Friday, September 07, 2007

How religion draws us away from God

Alan Hirsch, missional leader and author of The Forgotten Ways, has an excellent post in which he cites Paul Minear, author of Eyes of Faith.

Hirsch explains how we seek to escape the overarching lordship of Christ in all of our lives, including religion. Hirsch comments on this, quoting Minear:

"We try to escape God by attempting to '...preserve mementoes of God’s former visits in ritual and law, to idolize these, to substitute legal observance and cultic sacrifice for ‘knowledge of God…The religious person is also inclined to speak of God in the third person, albeit with apparent reverence, and thus to remove himself from the magnetic field of divine compulsions. Man can forget God in the very act of speaking of him.' Religion is one of the biggest cop-outs known to the human. It objectifies God and thus seeks to control him."

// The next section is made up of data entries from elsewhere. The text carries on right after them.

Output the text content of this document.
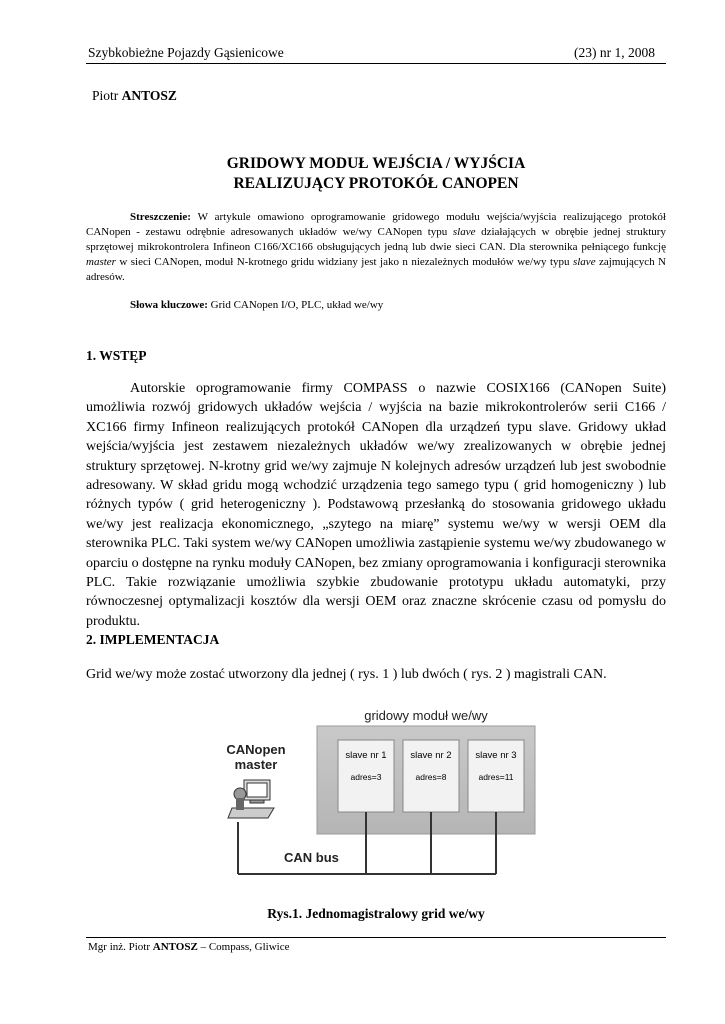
Szybkobieżne Pojazdy Gąsienicowe	(23) nr 1, 2008
Piotr ANTOSZ
GRIDOWY MODUŁ WEJŚCIA / WYJŚCIA
REALIZUJĄCY PROTOKÓŁ CANOPEN
Streszczenie: W artykule omawiono oprogramowanie gridowego modułu wejścia/wyjścia realizującego protokół CANopen - zestawu odrębnie adresowanych układów we/wy CANopen typu slave działających w obrębie jednej struktury sprzętowej mikrokontrolera Infineon C166/XC166 obsługujących jedną lub dwie sieci CAN. Dla sterownika pełniącego funkcję master w sieci CANopen, moduł N-krotnego gridu widziany jest jako n niezależnych modułów we/wy typu slave zajmujących N adresów.
Słowa kluczowe: Grid CANopen I/O, PLC, układ we/wy
1. WSTĘP
Autorskie oprogramowanie firmy COMPASS o nazwie COSIX166 (CANopen Suite) umożliwia rozwój gridowych układów wejścia / wyjścia na bazie mikrokontrolerów serii C166 / XC166 firmy Infineon realizujących protokół CANopen dla urządzeń typu slave. Gridowy układ wejścia/wyjścia jest zestawem niezależnych układów we/wy zrealizowanych w obrębie jednej struktury sprzętowej. N-krotny grid we/wy zajmuje N kolejnych adresów urządzeń lub jest swobodnie adresowany. W skład gridu mogą wchodzić urządzenia tego samego typu ( grid homogeniczny ) lub różnych typów ( grid heterogeniczny ). Podstawową przesłanką do stosowania gridowego układu we/wy jest realizacja ekonomicznego, „szytego na miarę” systemu we/wy w wersji OEM dla sterownika PLC. Taki system we/wy CANopen umożliwia zastąpienie systemu we/wy zbudowanego w oparciu o dostępne na rynku moduły CANopen, bez zmiany oprogramowania i konfiguracji sterownika PLC. Takie rozwiązanie umożliwia szybkie zbudowanie prototypu układu automatyki, przy równoczesnej optymalizacji kosztów dla wersji OEM oraz znaczne skrócenie czasu od pomysłu do produktu.
2. IMPLEMENTACJA
Grid we/wy może zostać utworzony dla jednej ( rys. 1 ) lub dwóch ( rys. 2 ) magistrali CAN.
gridowy moduł we/wy
slave nr 1
adres=3
slave nr 2
adres=8
slave nr 3
adres=11
CANopen
master
CAN bus
Rys.1. Jednomagistralowy grid we/wy
Mgr inż. Piotr ANTOSZ – Compass, Gliwice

It is much easier to follow a rule than to love one's enemies or pursue justice, mercy, and the greater matters of the law. It makes one feel secure, righteous, even while pursuing an unrighteous life. The evidence of this is overwhelming, particularly in the way that people may deal with doctrinal disagreements. In following "religion" (human rules and conclusions), many resort to mean-spiritedness, entrapment, destruction of unity, gossip, and more to destroy their "opponents" (fellow Christians), with behavior that shows they believe the ends justify the means.

This is a danger that we all face in "religion." We should always check ourselves and make sure that pursuing justice and mercy are our primary acts of "religion," not any minor point of doctrine or personal preference.

Do you think that "religion" can draw us away from God?